Even before the pandemic, millions of Americans fell somewhere in between these two rigid categories — and many of these workers are people of color, immigrants and others who have too often been discriminated against in the traditional economy. From freelance writers and artists, to child care and domestic workers, to rideshare and delivery drivers, many independent workers count on being able to put in a few hours on top of traditional jobs to earn extra income. In fact, most couriers who deliver with Postmates only work three to five hours per week. Fixing the law in California would be a step forward in addressing and protecting the modern way we live and work, but would not protect gig workers around the country and outside of the state.

Dara Khosrowshahi, CEO of Uber — the company that has agreed to acquire Postmates pending regulatory approval — recently argued in The New York Times for gig companies to step up and offer more benefits to their workers. While I have similarly argued for our industry to think bigger and bolder about the support we provide to our workers, the pandemic has made clear such reforms must reach beyond any one state — or any one company. Only Congress can step up and provide a national solution to national challenges.

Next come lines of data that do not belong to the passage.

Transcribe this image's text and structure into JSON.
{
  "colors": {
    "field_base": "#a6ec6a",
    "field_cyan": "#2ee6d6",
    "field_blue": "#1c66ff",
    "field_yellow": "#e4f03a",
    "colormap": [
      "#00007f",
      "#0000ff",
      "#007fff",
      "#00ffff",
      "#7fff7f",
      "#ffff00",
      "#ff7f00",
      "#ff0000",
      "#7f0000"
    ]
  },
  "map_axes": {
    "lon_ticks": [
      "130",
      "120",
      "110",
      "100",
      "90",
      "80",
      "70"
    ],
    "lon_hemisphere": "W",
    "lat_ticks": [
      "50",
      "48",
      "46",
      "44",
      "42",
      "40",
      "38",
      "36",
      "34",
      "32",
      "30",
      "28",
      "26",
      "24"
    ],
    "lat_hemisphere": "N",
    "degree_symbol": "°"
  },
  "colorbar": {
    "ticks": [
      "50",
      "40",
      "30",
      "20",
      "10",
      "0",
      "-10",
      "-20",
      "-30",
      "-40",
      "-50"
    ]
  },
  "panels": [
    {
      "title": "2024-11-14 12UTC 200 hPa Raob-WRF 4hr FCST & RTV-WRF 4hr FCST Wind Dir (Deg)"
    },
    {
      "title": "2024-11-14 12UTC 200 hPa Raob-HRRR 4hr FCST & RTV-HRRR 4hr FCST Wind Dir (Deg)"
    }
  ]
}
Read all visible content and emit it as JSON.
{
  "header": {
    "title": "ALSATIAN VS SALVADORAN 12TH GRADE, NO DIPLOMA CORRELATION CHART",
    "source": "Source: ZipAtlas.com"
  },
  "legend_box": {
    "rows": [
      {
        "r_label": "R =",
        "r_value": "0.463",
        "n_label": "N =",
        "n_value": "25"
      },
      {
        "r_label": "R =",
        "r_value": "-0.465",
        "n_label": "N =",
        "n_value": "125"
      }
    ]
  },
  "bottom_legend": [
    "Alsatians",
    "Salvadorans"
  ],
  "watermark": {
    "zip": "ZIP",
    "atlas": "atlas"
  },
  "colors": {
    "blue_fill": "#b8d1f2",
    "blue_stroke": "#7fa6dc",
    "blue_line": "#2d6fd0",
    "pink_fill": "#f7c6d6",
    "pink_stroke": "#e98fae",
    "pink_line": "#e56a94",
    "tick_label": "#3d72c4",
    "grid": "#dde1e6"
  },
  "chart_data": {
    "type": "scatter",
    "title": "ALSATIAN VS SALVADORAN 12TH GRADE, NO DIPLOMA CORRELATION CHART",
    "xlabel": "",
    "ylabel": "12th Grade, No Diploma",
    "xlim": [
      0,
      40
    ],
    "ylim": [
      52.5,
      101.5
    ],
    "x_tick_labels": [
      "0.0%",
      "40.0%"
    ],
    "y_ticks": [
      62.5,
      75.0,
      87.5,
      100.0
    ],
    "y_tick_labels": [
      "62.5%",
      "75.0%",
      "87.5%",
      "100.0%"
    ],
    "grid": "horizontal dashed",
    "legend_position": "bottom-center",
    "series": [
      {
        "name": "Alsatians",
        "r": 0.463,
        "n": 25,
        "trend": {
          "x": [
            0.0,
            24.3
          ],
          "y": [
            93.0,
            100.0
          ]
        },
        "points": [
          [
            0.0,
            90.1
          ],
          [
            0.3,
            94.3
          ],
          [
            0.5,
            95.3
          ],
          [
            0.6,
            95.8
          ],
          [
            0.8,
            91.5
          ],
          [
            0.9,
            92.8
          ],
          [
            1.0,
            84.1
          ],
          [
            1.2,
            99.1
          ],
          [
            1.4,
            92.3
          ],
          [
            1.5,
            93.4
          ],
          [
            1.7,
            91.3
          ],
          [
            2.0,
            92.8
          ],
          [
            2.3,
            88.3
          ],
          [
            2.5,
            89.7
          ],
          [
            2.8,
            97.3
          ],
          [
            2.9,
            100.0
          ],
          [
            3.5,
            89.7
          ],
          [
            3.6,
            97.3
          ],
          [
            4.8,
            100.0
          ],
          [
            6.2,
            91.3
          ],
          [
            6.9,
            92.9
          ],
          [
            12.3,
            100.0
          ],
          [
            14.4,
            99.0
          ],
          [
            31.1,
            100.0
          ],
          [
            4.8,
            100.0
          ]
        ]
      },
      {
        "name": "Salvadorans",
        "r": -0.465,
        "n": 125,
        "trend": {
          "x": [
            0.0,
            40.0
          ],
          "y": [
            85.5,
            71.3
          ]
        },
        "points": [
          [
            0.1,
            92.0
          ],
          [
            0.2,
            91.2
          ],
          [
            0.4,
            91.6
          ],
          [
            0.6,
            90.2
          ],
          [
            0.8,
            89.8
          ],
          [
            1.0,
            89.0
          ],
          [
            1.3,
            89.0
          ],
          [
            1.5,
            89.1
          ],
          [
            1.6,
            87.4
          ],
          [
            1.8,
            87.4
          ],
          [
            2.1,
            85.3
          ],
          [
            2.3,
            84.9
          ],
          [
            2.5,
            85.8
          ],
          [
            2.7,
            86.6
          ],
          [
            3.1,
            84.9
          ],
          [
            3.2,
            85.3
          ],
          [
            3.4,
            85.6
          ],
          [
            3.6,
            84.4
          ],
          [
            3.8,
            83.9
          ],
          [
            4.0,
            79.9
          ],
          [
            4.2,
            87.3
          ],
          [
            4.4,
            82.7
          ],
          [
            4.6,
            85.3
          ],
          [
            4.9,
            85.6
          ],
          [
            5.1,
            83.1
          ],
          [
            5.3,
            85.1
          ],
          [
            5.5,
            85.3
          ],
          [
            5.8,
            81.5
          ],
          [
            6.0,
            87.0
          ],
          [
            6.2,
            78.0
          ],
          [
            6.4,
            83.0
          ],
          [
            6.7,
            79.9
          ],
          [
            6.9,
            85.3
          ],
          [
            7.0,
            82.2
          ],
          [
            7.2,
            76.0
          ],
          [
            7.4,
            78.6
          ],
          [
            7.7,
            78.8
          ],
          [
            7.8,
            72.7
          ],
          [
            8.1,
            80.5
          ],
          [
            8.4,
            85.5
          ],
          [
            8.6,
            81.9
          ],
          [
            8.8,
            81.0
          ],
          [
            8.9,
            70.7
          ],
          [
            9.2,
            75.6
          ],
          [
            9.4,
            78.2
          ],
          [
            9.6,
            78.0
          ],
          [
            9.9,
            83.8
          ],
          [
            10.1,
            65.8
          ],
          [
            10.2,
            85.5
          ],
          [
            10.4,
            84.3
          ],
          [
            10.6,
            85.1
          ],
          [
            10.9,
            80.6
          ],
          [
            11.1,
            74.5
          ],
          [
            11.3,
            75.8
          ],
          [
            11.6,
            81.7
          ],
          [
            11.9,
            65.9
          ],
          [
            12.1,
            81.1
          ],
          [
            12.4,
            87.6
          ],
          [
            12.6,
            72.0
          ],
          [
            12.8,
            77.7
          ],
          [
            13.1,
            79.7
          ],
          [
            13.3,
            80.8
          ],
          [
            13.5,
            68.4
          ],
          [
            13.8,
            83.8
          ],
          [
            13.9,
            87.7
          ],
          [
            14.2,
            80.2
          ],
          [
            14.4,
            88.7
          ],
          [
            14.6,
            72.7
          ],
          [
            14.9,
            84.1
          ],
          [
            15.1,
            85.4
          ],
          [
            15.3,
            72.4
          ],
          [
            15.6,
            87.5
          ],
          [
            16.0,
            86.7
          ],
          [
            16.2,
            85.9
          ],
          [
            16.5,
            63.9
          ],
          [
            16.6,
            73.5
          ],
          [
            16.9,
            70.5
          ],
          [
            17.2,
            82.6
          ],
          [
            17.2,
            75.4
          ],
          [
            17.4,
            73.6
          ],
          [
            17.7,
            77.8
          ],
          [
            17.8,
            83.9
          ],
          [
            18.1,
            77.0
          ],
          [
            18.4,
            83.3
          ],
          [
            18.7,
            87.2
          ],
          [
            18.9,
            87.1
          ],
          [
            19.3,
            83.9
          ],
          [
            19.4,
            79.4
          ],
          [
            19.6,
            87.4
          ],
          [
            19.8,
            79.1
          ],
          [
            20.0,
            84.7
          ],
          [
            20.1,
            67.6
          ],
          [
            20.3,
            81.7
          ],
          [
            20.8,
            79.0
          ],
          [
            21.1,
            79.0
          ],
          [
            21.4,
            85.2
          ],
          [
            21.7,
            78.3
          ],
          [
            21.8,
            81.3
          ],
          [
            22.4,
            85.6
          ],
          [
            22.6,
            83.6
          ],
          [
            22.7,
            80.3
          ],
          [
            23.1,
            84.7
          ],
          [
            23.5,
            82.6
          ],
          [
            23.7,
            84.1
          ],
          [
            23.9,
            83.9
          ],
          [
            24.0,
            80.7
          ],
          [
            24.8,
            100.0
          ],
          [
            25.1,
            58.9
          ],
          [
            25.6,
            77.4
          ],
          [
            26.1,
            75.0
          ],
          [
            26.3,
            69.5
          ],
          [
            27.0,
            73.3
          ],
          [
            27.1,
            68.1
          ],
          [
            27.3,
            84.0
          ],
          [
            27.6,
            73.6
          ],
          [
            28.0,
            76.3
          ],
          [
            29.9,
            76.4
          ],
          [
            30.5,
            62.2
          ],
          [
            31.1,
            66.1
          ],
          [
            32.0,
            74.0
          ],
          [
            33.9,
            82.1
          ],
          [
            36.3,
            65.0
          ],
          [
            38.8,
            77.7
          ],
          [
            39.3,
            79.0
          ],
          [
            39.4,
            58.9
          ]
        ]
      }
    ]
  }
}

To provide gig workers with what they deserve, we need to put their access to benefits and safety net protections before the long-entrenched politics of worker classification.

There are several avenues worth exploring for a national approach. First, Congress should pass reforms that apply across the entire country. For instance, a patchwork of sick leave proposals from Sacramento to Seattle has offered some employees protections, yet has left millions of self-employed workers without. Congress should immediately establish a permanent national sick leave fund for independent workers.

This would expand the number of workers eligible for the leave by extending access to both employed workers and self-employed workers. Congress could then outline specific qualifying standards and benchmarks based on hours worked, and what benefits and protections should be provided. This is the best way to create opportunity for our country’s entrepreneurial and flexible workers, creating national access to a new benefit.

Second, Congress should break out of the W2 or 1099 binary model altogether and create a new, uniform federal classification standard — one where independent workers can access portable benefits including paid leave, occupational accident insurance and retirement through national savings accounts without running afoul of local classification laws. Because many gig workers use the platforms to supplement their incomes, this approach can help solve the dual challenges of workers who want benefits but can’t unlock them and companies that want to provide benefits but can’t due to outdated laws.

A national portable standard for app-based work can also ensure that benefits are connected to an individual, rather than to a particular employer alone, and so they can be taken from job to job without interruption in coverage or loss of funding for qualifying workers who routinely work across food-delivery or ridesharing apps, for example.

The Affordable Care Act has demonstrated the value of making health coverage more portable. Particular industries, like construction and entertainment, have been providing benefits to a flexible and shifting workforce for decades. But as Covid has underscored the urgent demand for on-demand app-based work, we must meet the national moment by launching such accounts for gig workers and other workers at the federal level.

Third, and perhaps most importantly, we need a much stronger social safety net that makes benefits universal for everyone. Last year, I argued for Medicare coverage for every American. Affordable access to health care or retirement savings shouldn’t depend on where or how you work, nor should discrimination protections depend on the number of employees in your office, your worker classification or your immigration status.

Gig work’s popularity has always been a response to the limitations of traditional employment. With millions of Americans getting some sort of jobless assistance and lacking health coverage, the folly of tying so many of the mechanisms that protect workers to their employment status is crystal clear. Workers need both greater protection and flexible earning opportunities, and we have a responsibility to consider new avenues to solve these challenges.

It’s time to move toward a national solution that supports flexible workers and is reflective of the new reality of how people work.